In his speech yesterday in West Palm Beach, Florida, Trump said, “the Clinton Machine is at the center of this Global Conspiracy and the Media Organizations.” He said the WikiLeaks documents released that morning prove that “Clinton meets in secret with International Banks to plot the destruction of U.S. sovereignty in order to enrich these Global Financial Powers, her Special Interest friends, and her donors.”

Dismissing the recent press reports about his serial sexual assaults on women, Trump said, “I take all of these slings and arrows, gladly, for you. I take them for our movement, so that we can have our country back… This is our moment of reckoning as a country and as a civilization.”

This is not the language of a presidential candidate. This is the language of the leader of a violent movement to oppose a democratically elected government. I still believe that Trump stumbled into this role unwittingly, like the stooge he is, but at this point, the language and the rhetoric he is using is pushing him farther and farther to the Right and his followers closer and closer to a violent backlash that he will have no control over.

Earlier tonight, the FBI arrested three men in Garden City, Kansas, for plotting to use car bombs to blow up an apartment building housing mostly Somali refugees. The three militia members had written an anti-Muslim and anti-immigrant manifesto and planned to carry out their deadly attack the day after the presidential election.


Dispatch 30: The Elites
Saturday, October 15, 2016

It is the elites and their elite thinking that has screwed everything up for us. Elite thinking is dominated by political correctness. Their political correctness has caused them to put the welfare of blacks, hispanics, gays, and others over our own needs. These groups are fine, but the elites act like these groups are better than us, more deserving. But blacks, hispanics, and gays didn’t build this country. We did.

The elites have let illegal immigrants get away with coming into our country and taking all the good things that were meant for us. They’ve let China and other countries take our jobs and then sell us back our own goods at inflated prices. They’ve given away everything our parents and grandparents worked for in unfair trade deals. Because they feel guilty about American power and dominance in the world, they’ve given up too much in trade.

Hillary Clinton represents the elites. She wants open borders. She wants to throw open the door and let everyone in, even radical Islamic terrorists who want to destroy us. She’s weak. Elites are weak. They spend all their time thinking about how to take more from us and give it to politically correct groups. They have all kinds of excuses for why this is a good thing to do, but we just keep losing things.

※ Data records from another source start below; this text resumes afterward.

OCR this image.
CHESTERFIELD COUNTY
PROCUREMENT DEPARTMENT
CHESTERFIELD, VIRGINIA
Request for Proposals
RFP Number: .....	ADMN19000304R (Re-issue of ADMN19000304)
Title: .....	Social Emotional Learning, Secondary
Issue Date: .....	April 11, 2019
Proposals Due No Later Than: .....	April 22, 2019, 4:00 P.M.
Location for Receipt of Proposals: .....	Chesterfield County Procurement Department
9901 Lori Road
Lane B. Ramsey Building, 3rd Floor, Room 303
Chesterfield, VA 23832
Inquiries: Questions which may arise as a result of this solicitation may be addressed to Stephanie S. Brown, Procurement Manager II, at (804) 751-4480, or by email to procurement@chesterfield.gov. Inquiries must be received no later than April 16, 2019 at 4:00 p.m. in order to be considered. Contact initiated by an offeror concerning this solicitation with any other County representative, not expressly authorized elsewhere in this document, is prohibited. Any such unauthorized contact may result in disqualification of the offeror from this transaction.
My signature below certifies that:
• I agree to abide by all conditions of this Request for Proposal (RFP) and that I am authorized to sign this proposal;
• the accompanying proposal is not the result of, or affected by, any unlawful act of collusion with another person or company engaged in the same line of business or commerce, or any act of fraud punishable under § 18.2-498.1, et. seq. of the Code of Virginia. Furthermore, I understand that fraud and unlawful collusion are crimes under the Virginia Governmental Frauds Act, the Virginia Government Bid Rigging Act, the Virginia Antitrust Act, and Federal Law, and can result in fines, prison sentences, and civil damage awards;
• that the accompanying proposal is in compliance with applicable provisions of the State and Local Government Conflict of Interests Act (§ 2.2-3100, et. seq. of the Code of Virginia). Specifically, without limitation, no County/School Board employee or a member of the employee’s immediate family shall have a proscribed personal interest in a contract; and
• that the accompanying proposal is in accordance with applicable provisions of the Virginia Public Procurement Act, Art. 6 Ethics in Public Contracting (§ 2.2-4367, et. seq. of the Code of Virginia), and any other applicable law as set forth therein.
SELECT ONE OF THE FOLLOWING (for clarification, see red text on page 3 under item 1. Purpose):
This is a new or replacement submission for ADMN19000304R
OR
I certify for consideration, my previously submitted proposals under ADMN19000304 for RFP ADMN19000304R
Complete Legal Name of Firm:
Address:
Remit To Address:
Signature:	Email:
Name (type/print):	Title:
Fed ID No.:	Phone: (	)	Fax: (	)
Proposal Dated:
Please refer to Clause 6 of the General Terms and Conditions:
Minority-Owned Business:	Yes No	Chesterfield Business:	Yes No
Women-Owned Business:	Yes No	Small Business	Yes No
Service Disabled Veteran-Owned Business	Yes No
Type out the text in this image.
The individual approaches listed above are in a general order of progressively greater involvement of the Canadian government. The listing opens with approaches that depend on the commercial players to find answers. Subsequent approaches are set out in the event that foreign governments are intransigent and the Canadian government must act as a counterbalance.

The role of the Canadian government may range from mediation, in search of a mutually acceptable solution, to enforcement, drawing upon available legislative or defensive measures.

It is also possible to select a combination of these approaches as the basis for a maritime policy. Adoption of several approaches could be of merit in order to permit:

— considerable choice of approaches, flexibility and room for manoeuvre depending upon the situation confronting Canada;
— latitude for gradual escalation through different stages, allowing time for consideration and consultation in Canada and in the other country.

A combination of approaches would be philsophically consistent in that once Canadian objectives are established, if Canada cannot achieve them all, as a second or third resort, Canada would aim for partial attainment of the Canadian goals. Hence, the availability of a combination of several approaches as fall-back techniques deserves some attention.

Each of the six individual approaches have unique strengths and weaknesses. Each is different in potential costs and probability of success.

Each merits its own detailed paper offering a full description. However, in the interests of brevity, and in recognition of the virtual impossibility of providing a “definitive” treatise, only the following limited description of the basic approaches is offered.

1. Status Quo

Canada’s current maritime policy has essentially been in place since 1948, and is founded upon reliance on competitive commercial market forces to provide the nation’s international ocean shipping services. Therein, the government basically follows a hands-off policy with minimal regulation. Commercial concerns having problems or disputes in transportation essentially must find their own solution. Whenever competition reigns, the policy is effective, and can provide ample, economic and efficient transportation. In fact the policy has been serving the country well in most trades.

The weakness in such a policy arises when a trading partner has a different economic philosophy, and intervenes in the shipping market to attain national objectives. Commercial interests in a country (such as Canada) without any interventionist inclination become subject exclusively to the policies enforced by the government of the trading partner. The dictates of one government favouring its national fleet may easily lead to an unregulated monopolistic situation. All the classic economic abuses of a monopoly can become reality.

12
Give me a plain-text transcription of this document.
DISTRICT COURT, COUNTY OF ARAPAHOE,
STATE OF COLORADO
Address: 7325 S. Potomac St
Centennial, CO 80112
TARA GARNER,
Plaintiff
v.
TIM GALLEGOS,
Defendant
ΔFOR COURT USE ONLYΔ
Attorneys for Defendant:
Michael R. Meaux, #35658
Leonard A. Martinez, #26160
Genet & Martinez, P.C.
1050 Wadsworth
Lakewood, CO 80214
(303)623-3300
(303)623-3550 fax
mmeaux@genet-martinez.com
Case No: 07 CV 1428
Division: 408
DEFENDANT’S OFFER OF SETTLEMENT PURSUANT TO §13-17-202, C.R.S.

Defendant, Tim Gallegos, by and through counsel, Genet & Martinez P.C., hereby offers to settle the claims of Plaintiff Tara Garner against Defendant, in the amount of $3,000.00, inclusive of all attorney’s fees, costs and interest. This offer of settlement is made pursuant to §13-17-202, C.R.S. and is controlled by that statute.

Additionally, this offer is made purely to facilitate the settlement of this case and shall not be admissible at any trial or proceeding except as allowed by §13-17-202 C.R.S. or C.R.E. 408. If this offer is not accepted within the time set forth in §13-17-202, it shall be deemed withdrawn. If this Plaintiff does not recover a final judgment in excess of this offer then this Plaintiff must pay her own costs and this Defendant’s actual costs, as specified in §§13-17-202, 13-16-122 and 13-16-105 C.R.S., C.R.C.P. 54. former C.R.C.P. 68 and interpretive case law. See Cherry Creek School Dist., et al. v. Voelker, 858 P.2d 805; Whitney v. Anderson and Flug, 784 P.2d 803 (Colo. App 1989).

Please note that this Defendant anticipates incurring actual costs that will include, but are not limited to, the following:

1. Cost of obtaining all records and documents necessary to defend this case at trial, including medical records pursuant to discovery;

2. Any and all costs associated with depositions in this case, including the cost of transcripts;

When we look back, all we see is us losing things. We used to be on top, but now we’re on the bottom. Maybe we should just give up and take welfare, like all the politically correct groups. But that’s not our way. We’re not like the Takers. We’re Givers, like Donald Trump. He fought his way up and made something of himself, and now he’s trying to give us hope, and a way forward.

He sees through the elites. He knows them. He could be with them if he wanted to be, but he chose to be with us. He understands us. He loves us. The elites hate him because of this. The elite media will do anything to bring him down. But we see through their attempts to demean and destroy him. They just can’t stand that we love him. It drives them crazy.

When this is all over, we’ll be on top again. Order will be restored. We’ll take our country back. Trump will make everything work like it used to. He’ll make everything okay again. We’ll go back to the way it was, before the elites took over. We’ll be nice to the politically correct groups, but we’ll be on top. This is the way it’s supposed to be. It’s only right.